Еще я вспоминал, как заезжали в тайгу после Нового года. Все охотились по одной реке и до первого участка ехали на снегоходах вместе, грелись по дороге в избушках водкой и жаром раскаленных печек, снова мчались в белой пыли и рокоте двигателей дальше с мыса на мыс по убитому ветрами снегу, кроша его в мелкую голубую плитку. А потом остановились и, пока курили и разговаривали, я, отойдя, с любовью и гордостью глядел на стремительные очертания капотов, на галдящую гурьбу товарищей, на напарника, по-хозяйски остукивающего бурановский бок ногой в самошитом заиндевелом бродне, напоминающем налимью голову. «Все тогда было за нас: и погода, и дорога, и выпитая водка… — думал я. — А теперь, когда прихворал, когда не могу подняться с нар в ста верстах от Енисея, когда вокруг невозможно прекрасная тайга, а над ней небо, и в нем кого-то уносит к дому еле слышный большой самолет, — что же я все жалею, все завидую самому себе тогдашнему, здоровому и беззаботному? Разве уже не чувствую — вот-вот одолею себя, взлечу над своей хворью, охвачу душой чужую радость, ведь знаю, мчится жизнь дальше, и, когда умру, будет так же нестись кто-то в снежной пыли по мохнатому от инея льду забереги, пробуя стынущим пальцем рычажок газа — нельзя ли еще быстрее…

Когда отлегло после таблетки, я вышел из избушки. Медленно и спокойно плыли по серебряной реке первые плитки шуги, шуршащим хрусталем выползая на камни, белели чуть припорошенные берега, над ними тонкой штриховкой ветвей серела тайга, и надо всем этим нежным металлом в вышине меж облаков светился неожиданной и пронзительной синью кусок неба с рассыпающимся следом самолета.

В особенно тяжкий вечер я, снова и снова перелистывая молитвослов, вдруг в конце нашел то, что искал, и то, что почему-то не мог найти в течение предыдущих двух недель. Это была молитва святому великомученику и целителю Пантелеймону.

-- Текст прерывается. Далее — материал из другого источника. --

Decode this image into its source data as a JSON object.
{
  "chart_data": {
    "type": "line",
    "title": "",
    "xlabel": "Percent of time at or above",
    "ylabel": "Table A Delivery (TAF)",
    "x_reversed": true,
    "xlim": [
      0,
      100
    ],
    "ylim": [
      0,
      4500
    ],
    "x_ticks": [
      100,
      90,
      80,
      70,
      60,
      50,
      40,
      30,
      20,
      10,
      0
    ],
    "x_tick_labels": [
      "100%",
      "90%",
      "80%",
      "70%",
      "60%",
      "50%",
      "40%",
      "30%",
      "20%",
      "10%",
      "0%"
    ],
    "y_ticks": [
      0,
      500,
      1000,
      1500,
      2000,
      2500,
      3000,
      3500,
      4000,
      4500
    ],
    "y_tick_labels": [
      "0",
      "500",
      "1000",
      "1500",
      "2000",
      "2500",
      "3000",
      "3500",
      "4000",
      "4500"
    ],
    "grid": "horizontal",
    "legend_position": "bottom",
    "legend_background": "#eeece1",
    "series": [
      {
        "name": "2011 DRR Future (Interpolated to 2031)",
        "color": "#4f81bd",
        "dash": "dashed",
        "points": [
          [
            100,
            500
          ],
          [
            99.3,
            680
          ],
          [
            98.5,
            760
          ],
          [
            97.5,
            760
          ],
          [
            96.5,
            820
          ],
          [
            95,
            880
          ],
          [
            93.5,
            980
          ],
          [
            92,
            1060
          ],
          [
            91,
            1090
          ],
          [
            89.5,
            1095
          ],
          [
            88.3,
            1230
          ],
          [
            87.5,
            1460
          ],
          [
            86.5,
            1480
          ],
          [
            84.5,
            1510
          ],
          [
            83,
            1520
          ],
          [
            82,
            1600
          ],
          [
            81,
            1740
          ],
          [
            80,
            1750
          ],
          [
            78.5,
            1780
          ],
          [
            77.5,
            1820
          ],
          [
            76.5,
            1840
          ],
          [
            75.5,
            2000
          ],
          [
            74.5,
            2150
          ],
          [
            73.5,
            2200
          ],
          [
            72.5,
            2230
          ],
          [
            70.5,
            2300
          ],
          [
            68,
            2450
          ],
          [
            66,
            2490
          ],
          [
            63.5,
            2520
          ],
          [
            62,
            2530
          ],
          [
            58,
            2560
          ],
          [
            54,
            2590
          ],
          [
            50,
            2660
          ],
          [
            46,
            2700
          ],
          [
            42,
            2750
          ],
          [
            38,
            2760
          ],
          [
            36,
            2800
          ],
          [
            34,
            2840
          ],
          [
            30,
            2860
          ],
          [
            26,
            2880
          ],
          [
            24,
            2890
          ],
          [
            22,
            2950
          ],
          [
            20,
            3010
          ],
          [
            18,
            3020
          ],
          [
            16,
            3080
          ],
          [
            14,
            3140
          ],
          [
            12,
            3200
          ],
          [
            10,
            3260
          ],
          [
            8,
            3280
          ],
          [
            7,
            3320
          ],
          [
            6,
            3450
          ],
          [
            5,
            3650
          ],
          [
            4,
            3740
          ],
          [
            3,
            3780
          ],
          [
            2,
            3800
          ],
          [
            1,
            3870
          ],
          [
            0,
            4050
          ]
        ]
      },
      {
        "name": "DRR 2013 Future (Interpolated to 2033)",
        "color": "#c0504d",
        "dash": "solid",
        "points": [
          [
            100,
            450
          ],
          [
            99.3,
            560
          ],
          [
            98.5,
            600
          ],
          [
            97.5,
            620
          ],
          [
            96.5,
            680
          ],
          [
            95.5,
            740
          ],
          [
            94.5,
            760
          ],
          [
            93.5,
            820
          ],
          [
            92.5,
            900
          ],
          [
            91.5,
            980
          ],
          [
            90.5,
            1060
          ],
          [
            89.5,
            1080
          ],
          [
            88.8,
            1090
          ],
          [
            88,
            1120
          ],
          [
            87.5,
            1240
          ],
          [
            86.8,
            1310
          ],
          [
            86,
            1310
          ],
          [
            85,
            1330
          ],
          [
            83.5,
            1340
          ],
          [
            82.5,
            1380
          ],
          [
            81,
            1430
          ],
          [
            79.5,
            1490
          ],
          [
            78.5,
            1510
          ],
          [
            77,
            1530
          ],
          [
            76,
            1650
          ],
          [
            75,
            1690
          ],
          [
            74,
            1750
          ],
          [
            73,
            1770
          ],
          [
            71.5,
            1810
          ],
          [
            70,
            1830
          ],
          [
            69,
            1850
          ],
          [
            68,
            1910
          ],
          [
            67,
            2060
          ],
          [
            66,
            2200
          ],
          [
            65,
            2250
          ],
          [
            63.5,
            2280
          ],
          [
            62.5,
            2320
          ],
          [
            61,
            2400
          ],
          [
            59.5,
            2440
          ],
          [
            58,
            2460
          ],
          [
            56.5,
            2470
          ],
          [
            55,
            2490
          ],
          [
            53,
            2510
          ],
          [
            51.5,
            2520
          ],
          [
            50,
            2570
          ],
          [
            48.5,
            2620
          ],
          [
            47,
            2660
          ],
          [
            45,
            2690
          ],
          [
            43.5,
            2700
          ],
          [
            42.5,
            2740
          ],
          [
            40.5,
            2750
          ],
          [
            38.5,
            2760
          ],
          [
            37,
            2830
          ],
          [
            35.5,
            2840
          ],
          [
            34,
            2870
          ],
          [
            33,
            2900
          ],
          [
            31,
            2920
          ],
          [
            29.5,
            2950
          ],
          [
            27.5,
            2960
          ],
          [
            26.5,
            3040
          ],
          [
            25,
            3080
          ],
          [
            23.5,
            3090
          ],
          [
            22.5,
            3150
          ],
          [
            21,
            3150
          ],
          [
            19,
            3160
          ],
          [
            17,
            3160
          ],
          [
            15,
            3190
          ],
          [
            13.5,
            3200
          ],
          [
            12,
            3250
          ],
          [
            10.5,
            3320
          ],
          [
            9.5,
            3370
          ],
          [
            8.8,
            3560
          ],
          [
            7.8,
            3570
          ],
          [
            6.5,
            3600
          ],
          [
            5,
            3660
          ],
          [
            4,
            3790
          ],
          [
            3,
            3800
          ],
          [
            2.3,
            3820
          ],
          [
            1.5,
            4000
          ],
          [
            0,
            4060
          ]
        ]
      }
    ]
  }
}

«О великий угодниче Христов, страстотерпче и врачу многомилостивый Пантелеймоне! Умилосердися надо мною, грешным рабом, услыши стенание и вопль мой, умилостиви небеснаго, верховнаго Врача душ и телес наших, Христа Бога нашего, да дарует ми исцеление от недуга, мя гнетущего. Приими недостойное моление грешнейшаго паче всех человек. Посети мя благодатным посещением. Не возгнушайся греховных язв моих, помажи их елеем милости твоея и исцели меня…»

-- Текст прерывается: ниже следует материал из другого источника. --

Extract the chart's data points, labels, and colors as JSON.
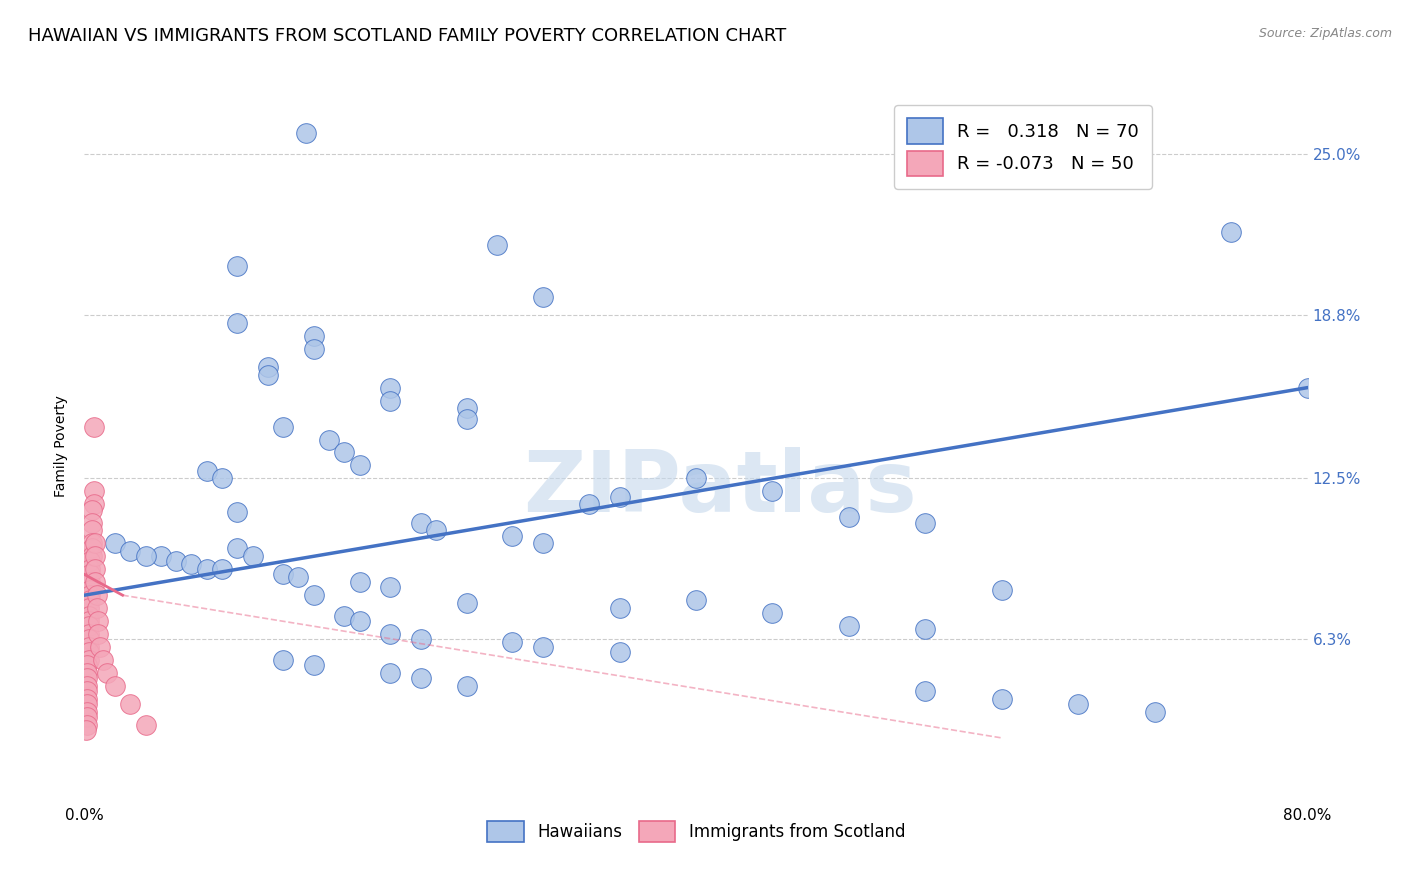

Страница кончалась, нужно было перелистнуть страницу, чтобы продолжить молитву, но это уже не имело значения — прочитанное и пережитое так ясно и глубоко действовало, что я, потрясенный… На фоне того физического страдания это был какой-то отчаянный порыв души, в нем слились и раскаяние за все, что натворил в жизни, и истовая надежда на спасение своей жизни, причем сбывающаяся, потому что я весь покрылся потом и почувствовал, как действительно полегчало, начало отпускать, и казалось — действительно эта искреннейшая молитва была такой силы, что услышал ее Бог и послал облегчение.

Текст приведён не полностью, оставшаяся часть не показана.